Exercises for Hip Extension – 3

by | Oct 14, 2015

Finally (after post 1, 2, an 3) we get to the top exercise for hip extension and the gluteus maximus! Drumroll….the plank with bent knee hip extension! So what makes this the top exercise? A recent study1 used electromyography (EMG) to study which exercise created the most electrical activity in the glut max muscle. This is the exercise that came out on top, meaning that it is the best at recruiting the muscle!

Now, we have all heard of the plank, and its many variations. You may have even been challenged to see how long you can hold a plank. The plank is indeed a great exercise, particularly for recruiting and building the endurance of the trunk muscles. However, it is a static exercise, and that means it’s not particularly functional for many activities. Holding a plank for a long period, with your limbs fixed, isn’t necessarily going to be helpful for sports such as running, swimming, or soccer, which are not static! Good hip extension is important in these types of sports.

How can we modify the classic plank to help us both build trunk strength and good hip extension? By adding a leg extension to the plank, we’re keeping good trunk position, while practicing good hip extension – exactly as we want to do while we’re running! In order to do this effectively, we need to keep a couple of things in mind:

  1. It is easy to compensate due to trunk weakness. Therefore, we need to ensure the spine is in a neutral position. That means that there is not too much arch or not too flat a back.
  2. When the leg is extended, we need to use the techniques we learned in the last post:  keep the knee at 90 degrees, and keep the spine neutral.

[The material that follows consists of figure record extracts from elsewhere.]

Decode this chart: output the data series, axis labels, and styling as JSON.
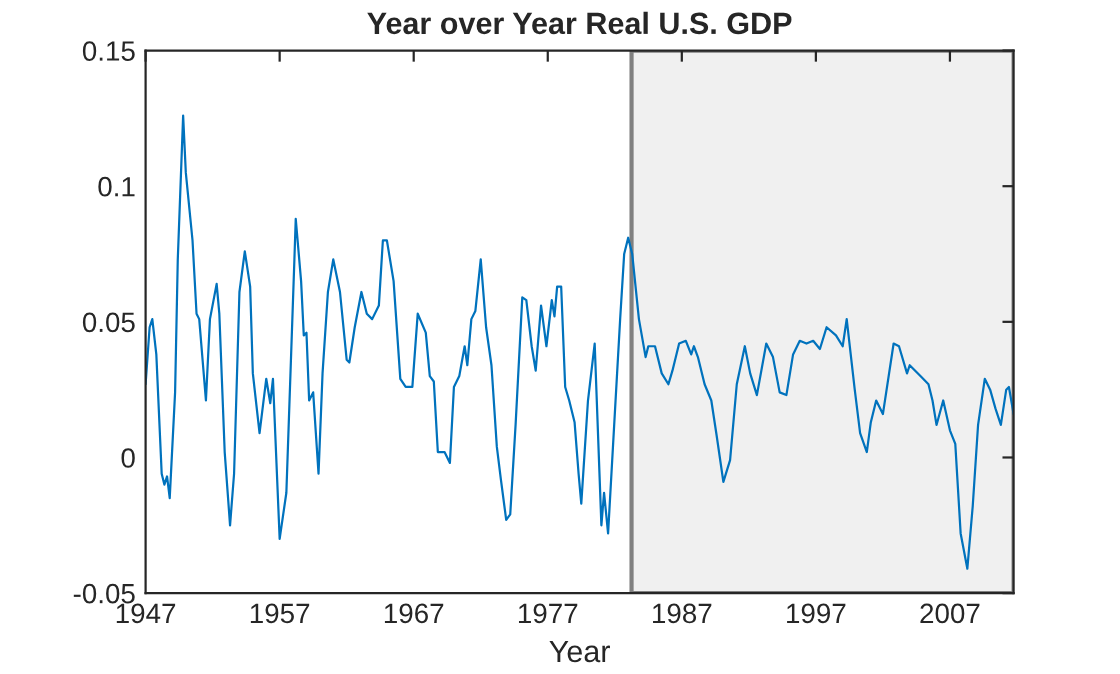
{
  "chart_data": {
    "type": "line",
    "title": "Year over Year Real U.S. GDP",
    "xlabel": "Year",
    "xlim": [
      1947,
      2011.75
    ],
    "ylim": [
      -0.05,
      0.15
    ],
    "xticks": [
      1947,
      1957,
      1967,
      1977,
      1987,
      1997,
      2007
    ],
    "yticks": [
      -0.05,
      0,
      0.05,
      0.1,
      0.15
    ],
    "grid": false,
    "legend": false,
    "bands": [
      {
        "axis": "x",
        "from": 1983.25,
        "to": 2011.75,
        "color": "#f0f0f0"
      }
    ],
    "series": [
      {
        "color": "#0072bd",
        "x": [
          1947,
          1947.3,
          1947.5,
          1947.8,
          1948.2,
          1948.4,
          1948.6,
          1948.8,
          1949.2,
          1949.4,
          1949.8,
          1950,
          1950.5,
          1950.8,
          1951,
          1951.5,
          1951.8,
          1952.3,
          1952.5,
          1952.9,
          1953.3,
          1953.6,
          1954,
          1954.4,
          1954.8,
          1955,
          1955.5,
          1956,
          1956.3,
          1956.5,
          1957,
          1957.5,
          1958.1,
          1958.2,
          1958.6,
          1958.8,
          1959,
          1959.2,
          1959.5,
          1959.9,
          1960.2,
          1960.6,
          1961,
          1961.5,
          1962,
          1962.2,
          1962.6,
          1963.1,
          1963.5,
          1963.9,
          1964.4,
          1964.7,
          1965,
          1965.5,
          1966,
          1966.4,
          1966.9,
          1967.3,
          1967.9,
          1968.2,
          1968.5,
          1968.8,
          1969.3,
          1969.7,
          1970,
          1970.4,
          1970.8,
          1971,
          1971.3,
          1971.6,
          1972,
          1972.4,
          1972.8,
          1973.2,
          1973.5,
          1973.9,
          1974.2,
          1974.6,
          1975.1,
          1975.4,
          1975.8,
          1976.1,
          1976.5,
          1976.9,
          1977.3,
          1977.5,
          1977.7,
          1978,
          1978.3,
          1978.6,
          1979,
          1979.3,
          1979.5,
          1980,
          1980.5,
          1981,
          1981.2,
          1981.5,
          1982,
          1982.4,
          1982.7,
          1983,
          1983.3,
          1983.8,
          1984.3,
          1984.5,
          1985,
          1985.5,
          1986,
          1986.3,
          1986.8,
          1987.3,
          1987.7,
          1987.9,
          1988.2,
          1988.7,
          1989.2,
          1989.6,
          1990.1,
          1990.6,
          1991.1,
          1991.7,
          1992.1,
          1992.6,
          1993.3,
          1993.8,
          1994.3,
          1994.8,
          1995.3,
          1995.8,
          1996.3,
          1996.8,
          1997.3,
          1997.8,
          1998.5,
          1999,
          1999.3,
          1999.9,
          2000.3,
          2000.8,
          2001.1,
          2001.5,
          2002,
          2002.8,
          2003.2,
          2003.8,
          2004,
          2004.8,
          2005.4,
          2005.7,
          2006,
          2006.5,
          2007,
          2007.4,
          2007.8,
          2008.3,
          2008.7,
          2009.1,
          2009.6,
          2010,
          2010.4,
          2010.8,
          2011.2,
          2011.4,
          2011.75
        ],
        "values": [
          0.027,
          0.048,
          0.051,
          0.038,
          -0.006,
          -0.01,
          -0.007,
          -0.015,
          0.024,
          0.073,
          0.126,
          0.105,
          0.08,
          0.053,
          0.051,
          0.021,
          0.051,
          0.064,
          0.053,
          0.002,
          -0.025,
          -0.006,
          0.061,
          0.076,
          0.063,
          0.031,
          0.009,
          0.029,
          0.02,
          0.029,
          -0.03,
          -0.013,
          0.073,
          0.088,
          0.065,
          0.045,
          0.046,
          0.021,
          0.024,
          -0.006,
          0.031,
          0.061,
          0.073,
          0.061,
          0.036,
          0.035,
          0.048,
          0.061,
          0.053,
          0.051,
          0.056,
          0.08,
          0.08,
          0.065,
          0.029,
          0.026,
          0.026,
          0.053,
          0.046,
          0.03,
          0.028,
          0.002,
          0.002,
          -0.002,
          0.026,
          0.03,
          0.041,
          0.034,
          0.051,
          0.054,
          0.073,
          0.048,
          0.034,
          0.004,
          -0.008,
          -0.023,
          -0.021,
          0.012,
          0.059,
          0.058,
          0.041,
          0.032,
          0.056,
          0.041,
          0.058,
          0.052,
          0.063,
          0.063,
          0.026,
          0.021,
          0.013,
          -0.006,
          -0.017,
          0.021,
          0.042,
          -0.025,
          -0.013,
          -0.028,
          0.016,
          0.051,
          0.075,
          0.081,
          0.075,
          0.051,
          0.037,
          0.041,
          0.041,
          0.031,
          0.027,
          0.032,
          0.042,
          0.043,
          0.038,
          0.041,
          0.037,
          0.027,
          0.021,
          0.008,
          -0.009,
          -0.001,
          0.027,
          0.041,
          0.031,
          0.023,
          0.042,
          0.037,
          0.024,
          0.023,
          0.038,
          0.043,
          0.042,
          0.043,
          0.04,
          0.048,
          0.045,
          0.041,
          0.051,
          0.025,
          0.009,
          0.002,
          0.013,
          0.021,
          0.016,
          0.042,
          0.041,
          0.031,
          0.034,
          0.03,
          0.027,
          0.021,
          0.012,
          0.021,
          0.01,
          0.005,
          -0.028,
          -0.041,
          -0.018,
          0.012,
          0.029,
          0.025,
          0.018,
          0.012,
          0.025,
          0.026,
          0.016
        ]
      }
    ]
  }
}
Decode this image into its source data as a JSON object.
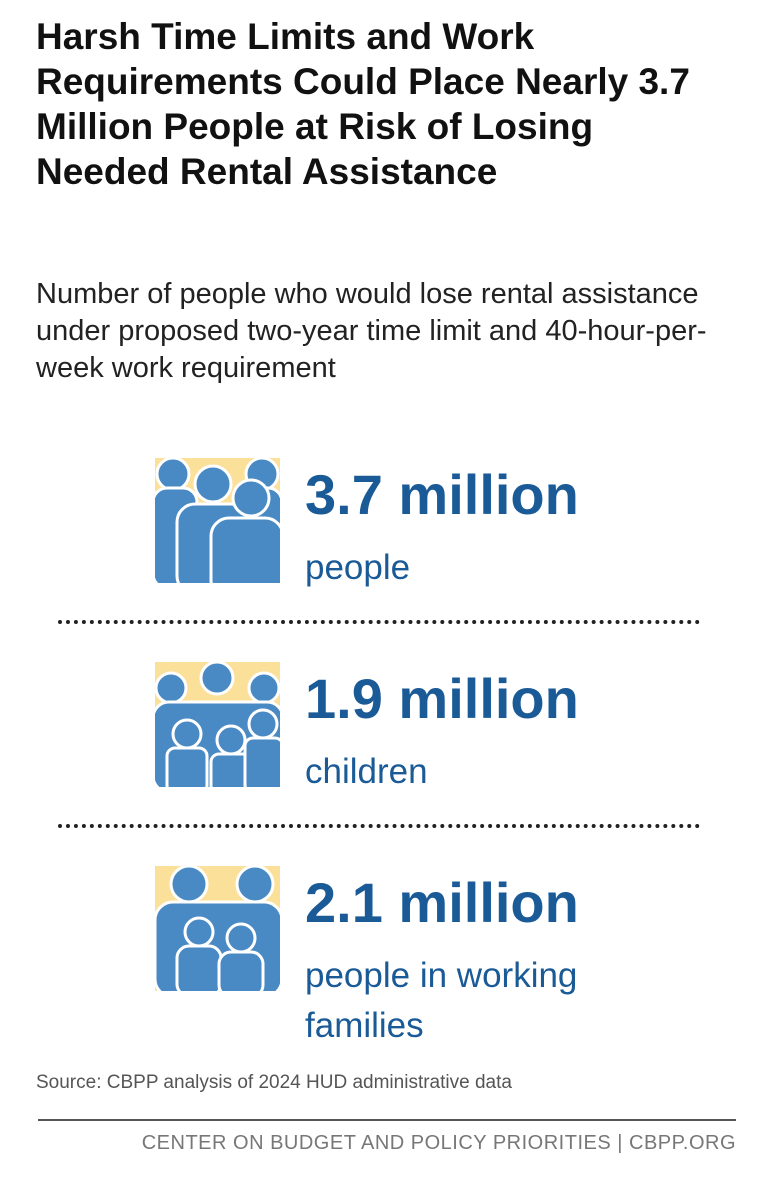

This closing thought requires a little visualization. If you take the person in the plank position with their hip extended and visualize them being upright, this is the position you should be aiming to make when running. When running, your spine should be neutral and the hip extended. There should not be compensation of leaning forward, or arching the spine.

The video below shows this exercise

Reference List:

Boren K, Conrey C, Le coguic J, Paprocki L, Voight M, Robinson TK. Electromyographic analysis of gluteus medius and gluteus maximus during rehabilitation exercises. Int J Sports Phys Ther. 2011;6(3):206-23.